KALLOAJA’ SIBALI ULO SABA
Diang setto lappo diang jalling poong kaju kaiyang tuo. Diangmo tomo sambadang kalloaja’ menserang ampe’ mentallo’ jaling di robo’na itte poong kaju kaiyang. Jaung di allungna itte poong kaju diang tampo membungku-bungkung. Iamo naengei toia sambadang ulo saba kaiyang membalongko. Ianna allo bomo inne kalloaja’ lumampamo mangalalle kandena. Tente toia inne ulo: allo-allo dai’ di lolo kaju mangalalle tallo’na nakande.
Narang narumpa’ tallo’na kalloaja’, nakande, napepurai. Tappana su’be kalloaja’ di serangna, nakitamo pa’da pissang tallo’na. Ulo kaiyang kaledo narumpa’ jao mengkolung
Di tentenamo itte ampele’ masaramo nyamana kalloaja’. Nanama-nanamo melo’na napesirumpa’i sammuanena lapopulando’. “Umbatente akkalangku’ mala kupatei itte lapongulo?” Nakuamo pulando’ “ E, sammuaneku’!...diang ittu di lau; diangngatang bainena maradika si mata naung di lelo’ modiu-diusang. Ianna na mendiusmo, nalosui nasang ampana care-care di kalaena’ siola poreba mala’bina ampele’ napantuung di baona care-carena, mane naung modiu-diusang. Ampuna’ tentemo itte, penri’ba’ moko mako, ampele’ musangke masiga tombi mottiana, mane mubaba mako mulammeang di patungna balongko’na ulo.”

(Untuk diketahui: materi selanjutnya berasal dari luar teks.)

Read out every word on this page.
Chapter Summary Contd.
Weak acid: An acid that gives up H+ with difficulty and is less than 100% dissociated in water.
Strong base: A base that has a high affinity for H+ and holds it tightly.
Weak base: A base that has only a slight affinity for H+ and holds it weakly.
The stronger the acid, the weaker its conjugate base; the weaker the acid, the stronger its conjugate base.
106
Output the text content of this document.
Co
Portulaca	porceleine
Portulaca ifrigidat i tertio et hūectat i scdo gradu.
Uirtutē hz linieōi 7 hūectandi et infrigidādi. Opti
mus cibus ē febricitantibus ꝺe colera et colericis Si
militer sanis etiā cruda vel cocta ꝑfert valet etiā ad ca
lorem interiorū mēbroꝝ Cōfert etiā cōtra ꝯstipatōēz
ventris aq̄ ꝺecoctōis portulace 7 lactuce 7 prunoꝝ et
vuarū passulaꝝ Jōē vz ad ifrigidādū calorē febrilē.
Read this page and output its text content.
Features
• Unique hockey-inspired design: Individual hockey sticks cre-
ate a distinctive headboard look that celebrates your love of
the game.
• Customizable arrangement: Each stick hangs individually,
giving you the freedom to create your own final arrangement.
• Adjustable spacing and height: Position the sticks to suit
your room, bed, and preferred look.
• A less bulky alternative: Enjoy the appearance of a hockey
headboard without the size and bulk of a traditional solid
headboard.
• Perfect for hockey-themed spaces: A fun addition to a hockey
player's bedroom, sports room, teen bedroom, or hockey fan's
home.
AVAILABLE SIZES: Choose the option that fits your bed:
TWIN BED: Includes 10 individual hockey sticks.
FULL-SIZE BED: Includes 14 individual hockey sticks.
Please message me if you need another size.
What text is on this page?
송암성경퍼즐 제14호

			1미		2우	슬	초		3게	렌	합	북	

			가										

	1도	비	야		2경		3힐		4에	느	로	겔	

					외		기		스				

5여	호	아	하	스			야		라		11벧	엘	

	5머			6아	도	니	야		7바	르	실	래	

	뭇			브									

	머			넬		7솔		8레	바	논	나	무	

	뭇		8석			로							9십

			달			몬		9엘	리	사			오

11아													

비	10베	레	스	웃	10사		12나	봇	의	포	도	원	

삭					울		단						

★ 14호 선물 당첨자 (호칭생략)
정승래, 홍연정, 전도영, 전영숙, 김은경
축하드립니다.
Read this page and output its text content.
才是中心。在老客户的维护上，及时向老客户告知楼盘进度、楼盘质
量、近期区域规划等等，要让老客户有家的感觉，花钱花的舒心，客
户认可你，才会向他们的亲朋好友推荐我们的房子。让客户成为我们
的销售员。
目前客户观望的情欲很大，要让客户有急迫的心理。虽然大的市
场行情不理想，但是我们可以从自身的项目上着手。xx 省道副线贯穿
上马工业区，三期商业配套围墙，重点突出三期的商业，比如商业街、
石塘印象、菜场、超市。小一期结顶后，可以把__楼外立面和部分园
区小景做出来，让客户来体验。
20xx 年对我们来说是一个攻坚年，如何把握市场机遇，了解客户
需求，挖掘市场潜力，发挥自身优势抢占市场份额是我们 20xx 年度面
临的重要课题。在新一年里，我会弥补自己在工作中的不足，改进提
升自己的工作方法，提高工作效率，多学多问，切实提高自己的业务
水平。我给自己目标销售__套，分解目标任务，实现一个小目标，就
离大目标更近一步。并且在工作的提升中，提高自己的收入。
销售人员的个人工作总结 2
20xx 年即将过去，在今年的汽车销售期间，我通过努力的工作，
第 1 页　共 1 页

U’de ittu masae su’be pissangmo todapa’ mallusu itte kalloaja’, apa’ melo’na itte tombi mottia. Nakitamo itte tombi mottia nalammeang naung di balongkona ulo. Nabongkarmo itte balongko, marumpa’mo ulo kaiyang jaling. Manassa napatei injolo’ ulo, mane’ mala naala tombi motia.
Terjemahan dan tafsir bebas
Di sebuah hutan pada sebuah pohon besar tinggallah seekor burung gagak. Jika burung pergi mencari makan, maka datanglah ular sawah memakan semua telur-telurnya. Hal ini terus berlangsung hingga burung gagak kesal dan punya niat membunuh si ular sawah, untuk itu ia minta bantuan sahabatnya, Pelanduk. Oleh pelanduk ia diberi saran untuk mencuri mutiara istri raja jika sedang mandi-mandi di sungai. “Lalu terbangkan dan jatuhkan ke lubang tempat ular sawah bersarang.” Begitu nasehat si pelanduk.
Akhirnya dengan cara memfinah itu si ular sawah bisa dibunuh penduduk dan kalung mutiara istri raja bisa kembali.
Tokoh sentral dalam cerita rakyat Mamuju ini adalah Pelanduk. Dialah yang mengatur rencana pembunuhan dengan cara memfitnah terhadap ular sawah. Masalah burung gagak dan kerakusan ular sawah hanyalah latar untuk menonjolkan karakter sebuah kepemimpinan yang dimiliki pelanduk yang bisa dikatakan sebuah metafora atau ikon kepemimpinan manusia yang kadang split personalitynya serta sering berwatak dasa muka. Cerita binatang yang seperti bisa bepikir dan berperasaan memang dimaksudkan untuk menyindir atau adalah kiasan terhadap sikap dan perbuatan manusia. .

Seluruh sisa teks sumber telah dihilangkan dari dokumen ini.